Update 2008
I'm reluctant to use this phrase but others aren't, so they manage to track down the one time I wrote about it intentionally. But I see a few other "mentalities" crept in here and here (Greek) and here (British and Australian). And I guess you can see my own mentality problem in my grumbles about Life in Britain.
Update 2009
A related version of this is the EU Neighbourhood "reality" problem which I have written about here
The Eastern European mentality problem
What is it?
A phrase describing an attitude which resists change, but is used by westerners very often to describe what they regard as typical characteristics of people who have lived under communism.
What are the symptoms?
An unwillingness to change, a tendency to passive disruption or sabotage, not sharing the same assumptions about what is important in life (the need to get rich quick, to become western as quickly as possible, an unwillingness to throw out the baby with the bathwater?) Wanting Moscow (the government, the Tsar, Mother?) to solve all problems for you; not believing it is possible to have an opinion yourself on what to do next.
The requirement to provide money first then what the money is needed for will be revealed afterwards. Nothing can start until the money has appeared. The exact opposite of providing a fully researched and documented business plan with investment needs and cash flows showing how loans will be paid back.

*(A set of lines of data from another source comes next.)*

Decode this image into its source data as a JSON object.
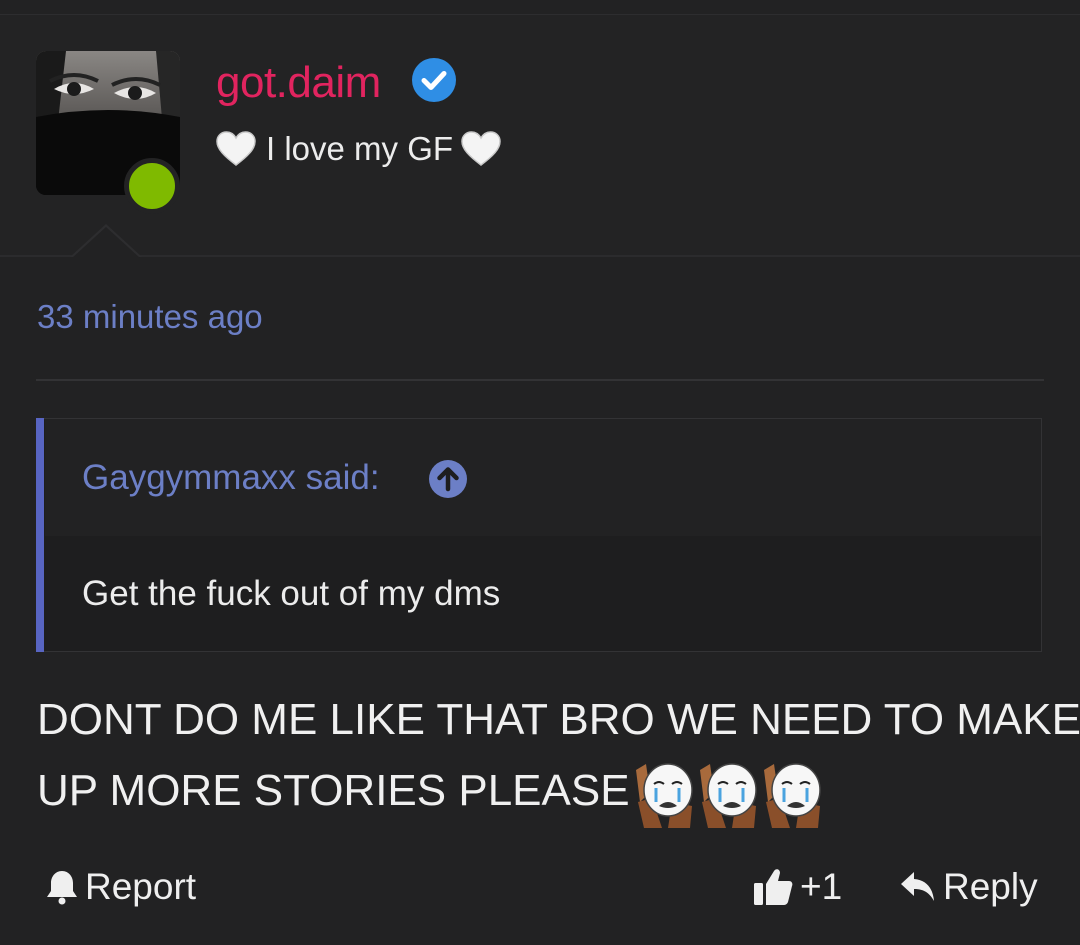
{
  "post": {
    "author": {
      "username": "got.daim",
      "verified": true,
      "custom_title": "I love my GF",
      "title_icon": "white-heart-icon",
      "online": true,
      "online_color": "#7fba00",
      "username_color": "#e1245f"
    },
    "timestamp": "33 minutes ago",
    "quote": {
      "author_label": "Gaygymmaxx said:",
      "arrow_icon": "arrow-up-circle-icon",
      "text": "Get the fuck out of my dms"
    },
    "message": {
      "line1": "DONT DO ME LIKE THAT BRO WE NEED TO MAKE",
      "line2": "UP MORE STORIES PLEASE",
      "emoji": [
        "crying-meme-face-icon",
        "crying-meme-face-icon",
        "crying-meme-face-icon"
      ]
    },
    "actions": {
      "report_label": "Report",
      "like_count": "+1",
      "reply_label": "Reply"
    }
  },
  "colors": {
    "background": "#222223",
    "link": "#6c7fc6",
    "quote_bar": "#5865c2",
    "verified_badge": "#2f8ee5"
  }
}
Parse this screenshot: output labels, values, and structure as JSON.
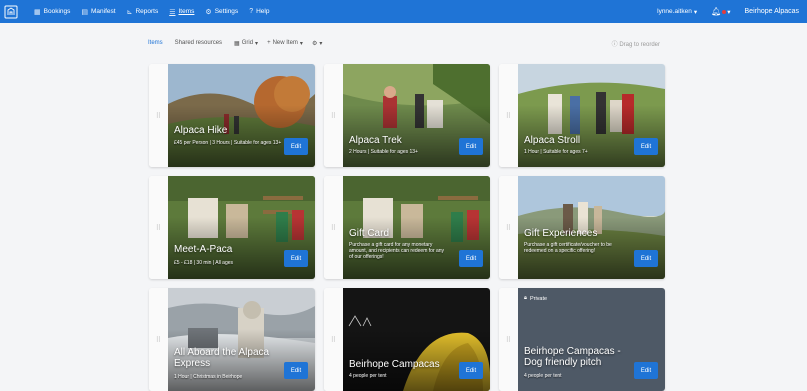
{
  "nav": {
    "items": [
      {
        "icon": "calendar-icon",
        "glyph": "▦",
        "label": "Bookings"
      },
      {
        "icon": "clipboard-icon",
        "glyph": "▤",
        "label": "Manifest"
      },
      {
        "icon": "chart-icon",
        "glyph": "⊾",
        "label": "Reports"
      },
      {
        "icon": "list-icon",
        "glyph": "☰",
        "label": "Items"
      },
      {
        "icon": "gear-icon",
        "glyph": "⚙",
        "label": "Settings"
      },
      {
        "icon": "help-icon",
        "glyph": "?",
        "label": "Help"
      }
    ],
    "user": "lynne.aitken",
    "company": "Beirhope Alpacas",
    "bell_icon": "bell-icon",
    "colors": {
      "bar": "#1f74d6",
      "notification": "#e23d3d"
    }
  },
  "toolbar": {
    "tab_items": "Items",
    "tab_shared": "Shared resources",
    "grid_label": "Grid",
    "new_item_label": "New Item",
    "settings_icon": "gear-icon",
    "drag_hint": "Drag to reorder"
  },
  "cards": [
    {
      "title": "Alpaca Hike",
      "detail": "£45 per Person | 3 Hours | Suitable for ages 13+",
      "edit": "Edit"
    },
    {
      "title": "Alpaca Trek",
      "detail": "2 Hours | Suitable for ages 13+",
      "edit": "Edit"
    },
    {
      "title": "Alpaca Stroll",
      "detail": "1 Hour | Suitable for ages 7+",
      "edit": "Edit"
    },
    {
      "title": "Meet-A-Paca",
      "detail": "£5 - £18 | 30 min | All ages",
      "edit": "Edit"
    },
    {
      "title": "Gift Card",
      "detail": "Purchase a gift card for any monetary amount, and recipients can redeem for any of our offerings!",
      "edit": "Edit"
    },
    {
      "title": "Gift Experiences",
      "detail": "Purchase a gift certificate/voucher to be redeemed on a specific offering!",
      "edit": "Edit"
    },
    {
      "title": "All Aboard the Alpaca Express",
      "detail": "1 Hour | Christmas in Beirhope",
      "edit": "Edit"
    },
    {
      "title": "Beirhope Campacas",
      "detail": "4 people per tent",
      "edit": "Edit"
    },
    {
      "title": "Beirhope Campacas - Dog friendly pitch",
      "detail": "4 people per tent",
      "edit": "Edit",
      "badge": "Private"
    }
  ]
}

A split personality: one a normal person, able to manage his own life (usually without drinking to excess) the other a childlike person who avoids all responsibility usually at work. Probably caused by learning to keep one’s head below the parapet, to not be shot at.
Who has it?
In my experience mainly older people. Younger people haven’t been so frustrated by the communist system, if they have known it all. And mainly men, possibly because they have had to deal with the system and have higher level posts than women. Perhaps because they have more to lose by the changes. Perhaps because women are better at dealing with contradictions and getting on with their double shift.
Who doesn’t have it?
10 years have provided the experience of real change in Eastern Europe. Many suspicious older officials have buckled down, learnt to speak English and got caught up in the general excitement of joining the EU, when finally it seemed likely to happen. The myth that it is too late to learn languages and change, has been disproved thousands of times in many countries. Of course these officials don’t become model westerners overnight, but then how many westerners are perfect either.
Do young people have it?
It seemed not, but in an enclave of Russians in Lithuania, it is alive and strong even among young people.
How do you get rid of it?
There doesn’t seem to be any known cure except extinction which doesn’t really count as a cure and takes a long time.
Why don’t all older people have it?
This is hard to answer. It’s not just ex-communists, or high level party members because many of them don’t have it.
Where does it come from?
Perhaps it stems from insecurity and an inability to understand the new rules of the game. Of course some it could be ideological, just to undermine the hated capitalism.
Documented examples
We’ll close Ignalina NPP when you have given us the money. What’s the money for? Compensation for doing something we don’t want to do. How will you pay for decommissioning otherwise? We don’t know and it’s none of your business if you’re not going to help.
But it's not only Eastern Europeans who have a mentality problem. Here is one man's own mentality problem, shared by many of us who travelled in Eastern Europe before the end of communism, from David Lodge, Thinks…..
I think I preferred Eastern Europe when it was communist and there wasn’t so much to eat, not much of anything actually, even if you were a visitor carrying hard currency…. There was a kind of bracing satisfaction to be got from exposing yourself temporarily to a life of privation. I remember walking the streets of Lodz one winter afternoon, it must have been in the seventies, in a kind of ecstasy at the total unrelieved miserableness of everything, the grimy dilapidated apartment blocks, the dirty frozen snow heaped in the gutters, the trams packed with grey-faced passengers grinding and groaning round the corners on their metal tracks, the lines of shapeless expressionless women in boots and topcoats queuing stoically outside food shops with totally empty windows and bare shelves…. It made you profoundly grateful for the British passport and airline ticket safely in your inside pocket… there’s not the same exhilarating contrast any more…
And whose fault is that?
And isn't the French and the Germans not wanting the Anglo-Saxon model of work also a mentality problem? A big irony that they are now afraid of the new Member States because they want to work harder now.
On the other hand it could be the difference between 45 years and 75 years of communism.